Das Schlimmste kam aber sogleich. Noch heute bin ich mir sicher, dass ich das nun Folgende als erheblich bösartiger empfand als diesen vorhergegangenen hinterlistigen Stich.
Meine Mutter zog mir wieder meine Hose an, und jetzt wurde mein kleiner Bruder ergriffen. Mit ohnmächtiger Wut musste ich zusehen, wie meinem doch so kleinen Bruder ebenfalls die Hose heruntergezogen wurde. Dieser ahnte, was ihm blühte, und er schrie aus Leibeskräften. Ich konnte ihm nicht helfen. Zu groß war die Übermacht, zumal jetzt auch noch die weiße Frau hinzukam.
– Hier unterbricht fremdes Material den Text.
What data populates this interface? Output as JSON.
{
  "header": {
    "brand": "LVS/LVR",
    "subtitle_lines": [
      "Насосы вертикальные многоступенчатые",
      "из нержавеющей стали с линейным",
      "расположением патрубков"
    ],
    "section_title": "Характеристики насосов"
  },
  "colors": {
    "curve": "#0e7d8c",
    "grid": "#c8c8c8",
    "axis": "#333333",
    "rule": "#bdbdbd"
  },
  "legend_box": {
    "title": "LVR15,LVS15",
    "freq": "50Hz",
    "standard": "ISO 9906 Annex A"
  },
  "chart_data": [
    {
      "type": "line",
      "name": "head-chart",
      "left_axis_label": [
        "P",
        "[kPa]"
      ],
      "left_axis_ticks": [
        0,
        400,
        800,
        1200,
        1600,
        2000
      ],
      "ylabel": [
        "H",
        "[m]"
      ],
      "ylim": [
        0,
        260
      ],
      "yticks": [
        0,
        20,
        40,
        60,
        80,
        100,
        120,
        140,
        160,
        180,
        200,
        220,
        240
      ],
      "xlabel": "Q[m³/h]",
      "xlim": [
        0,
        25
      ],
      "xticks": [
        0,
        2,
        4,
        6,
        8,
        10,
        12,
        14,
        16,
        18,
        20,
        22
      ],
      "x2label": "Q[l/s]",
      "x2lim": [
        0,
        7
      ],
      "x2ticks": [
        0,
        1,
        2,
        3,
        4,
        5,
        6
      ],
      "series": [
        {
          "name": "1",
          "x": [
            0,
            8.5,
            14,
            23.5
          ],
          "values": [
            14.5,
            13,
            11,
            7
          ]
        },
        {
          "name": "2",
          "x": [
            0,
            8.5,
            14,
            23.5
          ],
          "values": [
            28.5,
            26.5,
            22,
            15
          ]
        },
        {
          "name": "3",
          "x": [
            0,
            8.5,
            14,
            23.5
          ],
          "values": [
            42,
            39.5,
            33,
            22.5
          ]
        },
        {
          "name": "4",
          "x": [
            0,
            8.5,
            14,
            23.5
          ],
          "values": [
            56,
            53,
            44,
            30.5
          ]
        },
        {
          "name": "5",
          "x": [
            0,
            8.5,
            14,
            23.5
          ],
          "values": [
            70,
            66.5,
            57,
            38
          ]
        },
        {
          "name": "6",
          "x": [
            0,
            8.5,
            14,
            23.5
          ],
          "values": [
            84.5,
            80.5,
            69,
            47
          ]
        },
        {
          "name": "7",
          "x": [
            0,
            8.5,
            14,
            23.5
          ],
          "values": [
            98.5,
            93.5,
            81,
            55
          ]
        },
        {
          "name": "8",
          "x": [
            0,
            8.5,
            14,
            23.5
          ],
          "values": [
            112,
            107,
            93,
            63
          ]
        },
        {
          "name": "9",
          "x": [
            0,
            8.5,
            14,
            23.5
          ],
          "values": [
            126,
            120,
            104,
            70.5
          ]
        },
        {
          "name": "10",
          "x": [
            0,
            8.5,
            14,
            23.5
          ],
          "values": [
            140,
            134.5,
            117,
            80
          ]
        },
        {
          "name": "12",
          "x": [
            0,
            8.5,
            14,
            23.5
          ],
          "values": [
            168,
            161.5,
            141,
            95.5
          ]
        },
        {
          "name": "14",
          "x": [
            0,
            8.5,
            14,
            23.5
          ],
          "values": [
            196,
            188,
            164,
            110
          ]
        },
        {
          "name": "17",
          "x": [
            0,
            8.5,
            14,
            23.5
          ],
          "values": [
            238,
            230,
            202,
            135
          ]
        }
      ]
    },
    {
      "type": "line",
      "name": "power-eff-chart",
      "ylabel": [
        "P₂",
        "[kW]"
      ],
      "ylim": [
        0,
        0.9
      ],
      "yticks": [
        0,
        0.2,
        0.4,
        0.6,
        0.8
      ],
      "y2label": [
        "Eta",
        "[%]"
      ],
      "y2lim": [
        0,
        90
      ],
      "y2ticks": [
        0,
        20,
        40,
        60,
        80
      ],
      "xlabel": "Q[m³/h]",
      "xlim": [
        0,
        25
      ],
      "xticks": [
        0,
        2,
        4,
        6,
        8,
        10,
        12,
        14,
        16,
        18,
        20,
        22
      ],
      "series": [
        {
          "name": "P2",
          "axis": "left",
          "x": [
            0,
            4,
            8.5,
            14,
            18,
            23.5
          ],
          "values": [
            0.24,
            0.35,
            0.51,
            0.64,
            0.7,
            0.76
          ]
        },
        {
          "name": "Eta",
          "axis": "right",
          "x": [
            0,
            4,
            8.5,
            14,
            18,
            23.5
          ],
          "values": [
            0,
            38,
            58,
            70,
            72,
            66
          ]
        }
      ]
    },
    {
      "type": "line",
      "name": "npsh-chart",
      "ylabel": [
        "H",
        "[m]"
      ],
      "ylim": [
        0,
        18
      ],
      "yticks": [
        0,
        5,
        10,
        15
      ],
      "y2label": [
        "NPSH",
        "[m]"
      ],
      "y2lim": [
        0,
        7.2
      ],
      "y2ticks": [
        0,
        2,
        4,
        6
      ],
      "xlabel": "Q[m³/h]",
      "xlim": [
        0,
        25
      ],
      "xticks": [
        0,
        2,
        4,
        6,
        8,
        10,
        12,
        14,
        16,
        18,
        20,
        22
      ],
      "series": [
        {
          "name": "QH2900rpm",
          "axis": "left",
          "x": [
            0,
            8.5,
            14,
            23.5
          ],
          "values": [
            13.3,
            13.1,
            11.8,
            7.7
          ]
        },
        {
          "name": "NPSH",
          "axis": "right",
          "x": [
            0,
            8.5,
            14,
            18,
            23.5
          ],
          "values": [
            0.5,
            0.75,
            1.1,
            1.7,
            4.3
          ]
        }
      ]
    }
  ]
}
Es ist besonders gemein, wenn sich so viele Große über den Kleinsten hermachen. Ich wurde zurückgehalten, und ich schwor mir, wenn ich groß bin, werde ich jedes Unrecht rächen.
An die Rolle meiner Mutter in der Szene erinnere ich mich nicht mehr. Ich weiß nur noch, dass es hieß, wir müssten noch zweimal kommen. Ich habe gebrüllt: „Wir kommen nie wieder!“
Schnell waren wir im Treppenhaus und durch den Vorgarten gegangen. Mir blieb nur noch das heimliche Gebet zum Himmel um Rache.
Was nun kommt, mag ein schlechtes Licht auf meinen vierjährigen Charakter werfen. Wenige Tage nach unserem Besuch hatte die Royal Air Force das Haus dieses bösen Onkels bis auf die Grundmauern niedergebrannt. Lustvoll schaute ich auf die noch rauchende Ruine.
Die Brezel
In den Kindergarten bin ich nicht gerne gegangen. Vielleicht war ich noch zu jung. Als Kleinster fühlte ich mich unterlegen und eingeschränkt. Es waren schrecklich viele Kinder dort. Über allen dominierte eine Nonne. Eine Vincentinerin mit einer riesenhaften Haube, wie man sie heute nicht mehr zu sehen bekommt. Ihr zur Seite standen zwei oder drei Tanten. Das ist nicht ironisch gemeint. Wir hatten diese Fräuleins so zu nennen. Der Nonne untergeordnet waren diese haubenlosen Wesen, denen wiederum ich unterstand. Genauer betrachtet, gab es noch eine Zwischenschicht zwischen den Tanten und mir. Das waren die großen Mädchen.